Sebelum pencpblosan banyak terjadinya “serangan” fajar dengan pemberian amplop isi, sedangkan pada waktu pencoblosan dikhawatirkan ada upaya intimidasi dari aparat (TNI-POLRI). Terutama setelah dibentuknya *Polisi RW*, kita patut curiga salah satu fungsinya adalah pengkondisian pemilih agar mencoblos partai tertentu

Ketujuh, Permainan utak-atik data di komputer KPU

Tahun 2019 permainan utak-atik data di KPU sangat mencolok. Jika data tidak orisinil dan sudah diutak-atik akan tampak dari : 1. Data tidak masuk secara otomatis, tapi menunggu waktu yang cukup lama untuk ditampilkan; 2. Akan terjadi insinkronisasi antara data yang satu dengan data yang lain, antar data dari sumber aslinya dengan data yang telah diolah; 3. Perhitungan yang tidak logis dan ngacau; 4. Tidak transparan; 5. Tidak boleh di- crosscheck oleh tim pengawas/pemeriksa independen; 6. Diumumkannya di saat rakyat sedang tertidur lelap (takut terbongkar dan ada penggugatan langsung)
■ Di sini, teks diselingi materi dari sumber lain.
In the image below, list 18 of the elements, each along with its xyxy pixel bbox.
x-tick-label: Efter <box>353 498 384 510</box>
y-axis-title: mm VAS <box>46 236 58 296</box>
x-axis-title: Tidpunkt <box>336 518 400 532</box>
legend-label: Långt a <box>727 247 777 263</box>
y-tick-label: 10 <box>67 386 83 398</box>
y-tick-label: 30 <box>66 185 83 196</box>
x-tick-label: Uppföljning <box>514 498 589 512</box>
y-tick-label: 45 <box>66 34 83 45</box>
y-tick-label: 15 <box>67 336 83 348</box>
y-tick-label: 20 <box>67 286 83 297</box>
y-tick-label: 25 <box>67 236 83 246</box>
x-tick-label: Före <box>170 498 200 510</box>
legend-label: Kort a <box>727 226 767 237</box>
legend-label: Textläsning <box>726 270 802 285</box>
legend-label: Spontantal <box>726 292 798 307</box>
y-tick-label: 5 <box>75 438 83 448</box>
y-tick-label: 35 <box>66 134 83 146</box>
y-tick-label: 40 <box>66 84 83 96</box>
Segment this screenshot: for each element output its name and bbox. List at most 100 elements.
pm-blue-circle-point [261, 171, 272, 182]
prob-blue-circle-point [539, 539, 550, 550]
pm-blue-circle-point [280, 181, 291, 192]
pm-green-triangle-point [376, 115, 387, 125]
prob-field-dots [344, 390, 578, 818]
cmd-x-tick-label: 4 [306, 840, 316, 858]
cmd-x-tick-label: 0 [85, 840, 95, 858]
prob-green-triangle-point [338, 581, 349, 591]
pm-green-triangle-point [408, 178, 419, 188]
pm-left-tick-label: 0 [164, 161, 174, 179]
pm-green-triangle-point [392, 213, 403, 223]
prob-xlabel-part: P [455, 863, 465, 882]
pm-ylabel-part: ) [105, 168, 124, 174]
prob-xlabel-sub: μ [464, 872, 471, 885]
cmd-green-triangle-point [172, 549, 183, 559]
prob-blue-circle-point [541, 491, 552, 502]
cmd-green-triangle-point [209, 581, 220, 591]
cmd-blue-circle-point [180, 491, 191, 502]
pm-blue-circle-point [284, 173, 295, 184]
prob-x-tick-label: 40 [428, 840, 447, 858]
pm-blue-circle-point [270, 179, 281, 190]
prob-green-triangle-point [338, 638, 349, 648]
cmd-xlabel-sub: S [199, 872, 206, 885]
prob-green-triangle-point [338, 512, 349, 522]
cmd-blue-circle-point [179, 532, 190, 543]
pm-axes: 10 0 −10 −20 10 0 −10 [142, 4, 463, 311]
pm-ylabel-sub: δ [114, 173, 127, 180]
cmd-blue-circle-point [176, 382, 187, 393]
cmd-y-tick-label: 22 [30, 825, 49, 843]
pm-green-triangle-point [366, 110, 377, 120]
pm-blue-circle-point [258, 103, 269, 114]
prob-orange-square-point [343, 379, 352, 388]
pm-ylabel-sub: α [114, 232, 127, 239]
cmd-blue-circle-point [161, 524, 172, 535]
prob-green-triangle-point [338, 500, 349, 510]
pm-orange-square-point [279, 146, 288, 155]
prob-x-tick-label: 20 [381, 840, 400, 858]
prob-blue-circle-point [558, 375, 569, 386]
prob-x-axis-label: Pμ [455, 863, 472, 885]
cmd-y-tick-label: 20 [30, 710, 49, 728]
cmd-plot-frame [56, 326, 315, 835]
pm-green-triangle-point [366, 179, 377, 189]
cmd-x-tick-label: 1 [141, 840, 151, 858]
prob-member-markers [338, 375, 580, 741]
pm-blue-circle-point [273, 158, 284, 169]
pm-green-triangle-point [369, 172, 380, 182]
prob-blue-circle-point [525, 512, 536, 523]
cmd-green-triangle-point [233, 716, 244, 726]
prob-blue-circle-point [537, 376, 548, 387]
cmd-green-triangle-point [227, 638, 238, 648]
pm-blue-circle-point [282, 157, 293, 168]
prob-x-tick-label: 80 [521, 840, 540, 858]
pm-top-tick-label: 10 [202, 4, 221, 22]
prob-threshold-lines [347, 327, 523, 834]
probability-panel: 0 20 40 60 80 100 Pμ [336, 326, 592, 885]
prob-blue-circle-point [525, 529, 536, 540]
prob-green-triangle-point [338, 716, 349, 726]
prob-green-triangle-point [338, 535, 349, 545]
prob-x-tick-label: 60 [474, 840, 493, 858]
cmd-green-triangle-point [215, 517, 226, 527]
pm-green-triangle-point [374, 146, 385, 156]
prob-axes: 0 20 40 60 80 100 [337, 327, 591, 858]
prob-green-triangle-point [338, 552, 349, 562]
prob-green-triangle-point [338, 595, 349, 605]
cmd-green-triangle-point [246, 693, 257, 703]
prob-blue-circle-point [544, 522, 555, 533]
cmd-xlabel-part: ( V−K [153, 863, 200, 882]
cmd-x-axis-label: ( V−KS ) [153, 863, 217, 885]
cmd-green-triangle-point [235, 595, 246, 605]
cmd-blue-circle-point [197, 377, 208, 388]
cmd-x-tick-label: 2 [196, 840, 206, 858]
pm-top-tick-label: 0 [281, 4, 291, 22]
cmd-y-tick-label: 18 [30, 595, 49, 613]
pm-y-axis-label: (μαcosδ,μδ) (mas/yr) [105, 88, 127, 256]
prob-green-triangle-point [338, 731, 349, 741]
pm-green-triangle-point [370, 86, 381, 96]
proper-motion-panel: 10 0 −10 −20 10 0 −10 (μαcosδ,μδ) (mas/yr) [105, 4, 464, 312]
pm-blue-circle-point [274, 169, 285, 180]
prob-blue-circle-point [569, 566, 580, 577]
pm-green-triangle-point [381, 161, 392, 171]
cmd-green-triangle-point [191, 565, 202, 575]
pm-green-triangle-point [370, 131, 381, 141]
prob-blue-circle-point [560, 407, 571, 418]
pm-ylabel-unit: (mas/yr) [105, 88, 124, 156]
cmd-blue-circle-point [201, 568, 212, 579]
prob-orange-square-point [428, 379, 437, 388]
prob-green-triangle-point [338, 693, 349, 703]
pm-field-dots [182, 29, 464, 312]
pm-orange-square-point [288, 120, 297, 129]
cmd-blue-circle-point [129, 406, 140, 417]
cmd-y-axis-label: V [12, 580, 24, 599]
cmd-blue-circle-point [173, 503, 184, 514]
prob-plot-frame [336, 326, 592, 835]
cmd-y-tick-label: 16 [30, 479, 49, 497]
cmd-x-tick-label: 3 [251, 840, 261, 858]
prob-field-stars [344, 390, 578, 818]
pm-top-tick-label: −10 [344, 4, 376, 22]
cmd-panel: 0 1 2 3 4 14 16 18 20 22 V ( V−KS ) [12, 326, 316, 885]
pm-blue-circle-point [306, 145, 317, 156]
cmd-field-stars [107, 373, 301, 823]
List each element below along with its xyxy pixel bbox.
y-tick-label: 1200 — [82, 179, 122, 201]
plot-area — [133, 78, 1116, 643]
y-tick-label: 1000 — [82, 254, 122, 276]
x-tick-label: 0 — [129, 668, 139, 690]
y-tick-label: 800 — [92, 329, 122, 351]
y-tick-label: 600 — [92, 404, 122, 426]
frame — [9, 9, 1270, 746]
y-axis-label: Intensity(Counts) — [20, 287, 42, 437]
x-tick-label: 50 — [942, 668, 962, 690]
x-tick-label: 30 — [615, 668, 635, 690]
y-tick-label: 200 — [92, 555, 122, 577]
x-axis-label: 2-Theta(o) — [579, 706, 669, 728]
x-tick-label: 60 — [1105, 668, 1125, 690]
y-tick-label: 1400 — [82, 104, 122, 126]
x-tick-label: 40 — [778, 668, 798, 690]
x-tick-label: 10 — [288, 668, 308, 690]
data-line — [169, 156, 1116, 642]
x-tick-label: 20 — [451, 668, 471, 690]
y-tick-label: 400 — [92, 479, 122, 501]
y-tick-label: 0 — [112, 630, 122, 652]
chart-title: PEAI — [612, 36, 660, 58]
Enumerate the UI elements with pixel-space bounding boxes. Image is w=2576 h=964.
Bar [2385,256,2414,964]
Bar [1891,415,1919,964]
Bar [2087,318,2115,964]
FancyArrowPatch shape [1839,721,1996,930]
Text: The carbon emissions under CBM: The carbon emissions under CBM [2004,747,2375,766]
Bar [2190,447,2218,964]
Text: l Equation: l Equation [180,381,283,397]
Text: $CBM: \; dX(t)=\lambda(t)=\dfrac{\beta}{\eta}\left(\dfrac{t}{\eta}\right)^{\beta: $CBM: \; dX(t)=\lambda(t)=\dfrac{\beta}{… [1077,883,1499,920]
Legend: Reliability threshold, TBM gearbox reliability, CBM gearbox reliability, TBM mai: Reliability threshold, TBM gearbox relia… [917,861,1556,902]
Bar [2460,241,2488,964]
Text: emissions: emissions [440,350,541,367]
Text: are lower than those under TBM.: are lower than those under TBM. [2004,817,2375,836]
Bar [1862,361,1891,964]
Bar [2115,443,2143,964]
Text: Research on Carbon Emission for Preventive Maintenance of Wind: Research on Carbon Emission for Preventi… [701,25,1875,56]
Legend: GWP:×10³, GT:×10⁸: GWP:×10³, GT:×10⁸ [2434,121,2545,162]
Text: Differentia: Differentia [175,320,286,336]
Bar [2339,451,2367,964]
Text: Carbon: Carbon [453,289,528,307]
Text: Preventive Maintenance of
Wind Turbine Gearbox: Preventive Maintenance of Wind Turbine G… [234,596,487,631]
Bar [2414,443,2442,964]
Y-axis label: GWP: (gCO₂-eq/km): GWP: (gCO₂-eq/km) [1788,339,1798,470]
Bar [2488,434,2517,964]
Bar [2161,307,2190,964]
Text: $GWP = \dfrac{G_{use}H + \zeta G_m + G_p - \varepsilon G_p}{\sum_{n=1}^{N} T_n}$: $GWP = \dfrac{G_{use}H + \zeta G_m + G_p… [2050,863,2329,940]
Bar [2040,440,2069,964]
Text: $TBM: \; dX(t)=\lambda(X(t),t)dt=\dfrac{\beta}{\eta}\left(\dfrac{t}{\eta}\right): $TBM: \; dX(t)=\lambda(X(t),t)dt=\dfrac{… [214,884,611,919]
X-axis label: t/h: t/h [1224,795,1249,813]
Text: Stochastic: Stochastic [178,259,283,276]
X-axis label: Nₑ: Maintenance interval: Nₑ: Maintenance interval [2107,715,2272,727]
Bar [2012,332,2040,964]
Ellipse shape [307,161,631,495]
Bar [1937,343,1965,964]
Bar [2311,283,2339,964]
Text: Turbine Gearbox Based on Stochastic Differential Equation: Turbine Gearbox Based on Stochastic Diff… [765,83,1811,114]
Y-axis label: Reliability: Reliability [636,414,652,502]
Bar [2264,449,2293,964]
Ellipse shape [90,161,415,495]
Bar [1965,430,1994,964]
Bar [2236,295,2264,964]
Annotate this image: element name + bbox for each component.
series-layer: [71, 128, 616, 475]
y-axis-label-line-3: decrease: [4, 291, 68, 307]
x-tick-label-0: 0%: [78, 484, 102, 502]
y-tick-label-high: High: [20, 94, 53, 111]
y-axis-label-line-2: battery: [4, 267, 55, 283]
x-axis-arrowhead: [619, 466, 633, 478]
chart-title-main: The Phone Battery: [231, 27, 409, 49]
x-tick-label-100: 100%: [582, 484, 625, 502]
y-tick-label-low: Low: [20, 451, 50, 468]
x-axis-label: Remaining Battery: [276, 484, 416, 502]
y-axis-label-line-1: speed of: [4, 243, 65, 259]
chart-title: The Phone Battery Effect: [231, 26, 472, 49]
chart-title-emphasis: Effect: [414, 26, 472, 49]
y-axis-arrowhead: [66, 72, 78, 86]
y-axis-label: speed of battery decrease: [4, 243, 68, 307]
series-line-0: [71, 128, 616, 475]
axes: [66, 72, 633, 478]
Baca juga:  Membaca Suasana Kebatinan Militer yang Risau pada Pemilu 2024

Kedelapan, Tampilan perhitungan quick qount di layar media TV-TV mainstrem/online yang sudah disetting/dibalik

Tahun 2019 hanya ada 2 paslon, masih bisa dibolak-balik. Semula para pejabat rezim yang sedang menyaksikan perhitungan langsung dari berbagai daerah, sudah sangat gelisah, sedih dan semuanya berwajah murung, karena yang ditampilkan di TV : Paslon 1 (Jokowi-Ma’ruf) 46 % dan Paslon 2 (Prabowo-Sandi) 54%. Penyiar dengan suara mantap melaporkan apa adabya. Lho, tiba-tiba tampilannya jadi berubah (terbalik( : Paslon 1 (Jokowi-Ma’ruf) 56 % dan Paslon 2 (Prabowo-Sandi) 46 %. Penyiar pun sontak gelagapan. Itu yang sebenarnya terjadi di 2019. Saya yakin Surya Paloh (Metro TV) tahu kejadian ini dan masih menyimpan dokumennya.

Kesembilan, Tipu-tipu dari lembaga survey (pelacur)

Semua lembaga survey bayaran rezim secara –
koor melaporkan hasil survey yang memenangkan Pasangan Jokowi-Ma’ruf Amin. Seolah kemenangan Jokowi-Ma’ruf benar adanya. Seluruh rakyat Indonesia telah dikibuli oleh rezim Jokowi.

Kesepuluh, KPU telah berdusta dan berkhianat menetapkan kemenangan Jokowi-Ma,ruf

Selain KPU telah berdusta dan berkhianat menetapkan kemenangan Jokowi-Ma,ruf, MK juga menolak ajuan gugatan pihak yang dicurangi (tahun 2919 pihak Prabowo-Sandi) dan tetao memenangkan yang kalah (Jokowi-Ma’ruf).

Itulah Indonesia di bawah rezim Jokowi, rezim pendusta, zalim, kejam, dan otoriter. Dengan kejadian seperti itu, Anda masih mau mendukung capres yang di- _endorse_ Jokowi ? Ayo gunakan akal sehat dan hati nuranimu, karena pilihanmu harus dipertanggungjawabkan di akhirat.

Insya Allah, dengan kuasa Allah semua skenario kecurangan akan digagalkan (Allah melalui orang-orang yang jujur dan ahli IT). Semoga.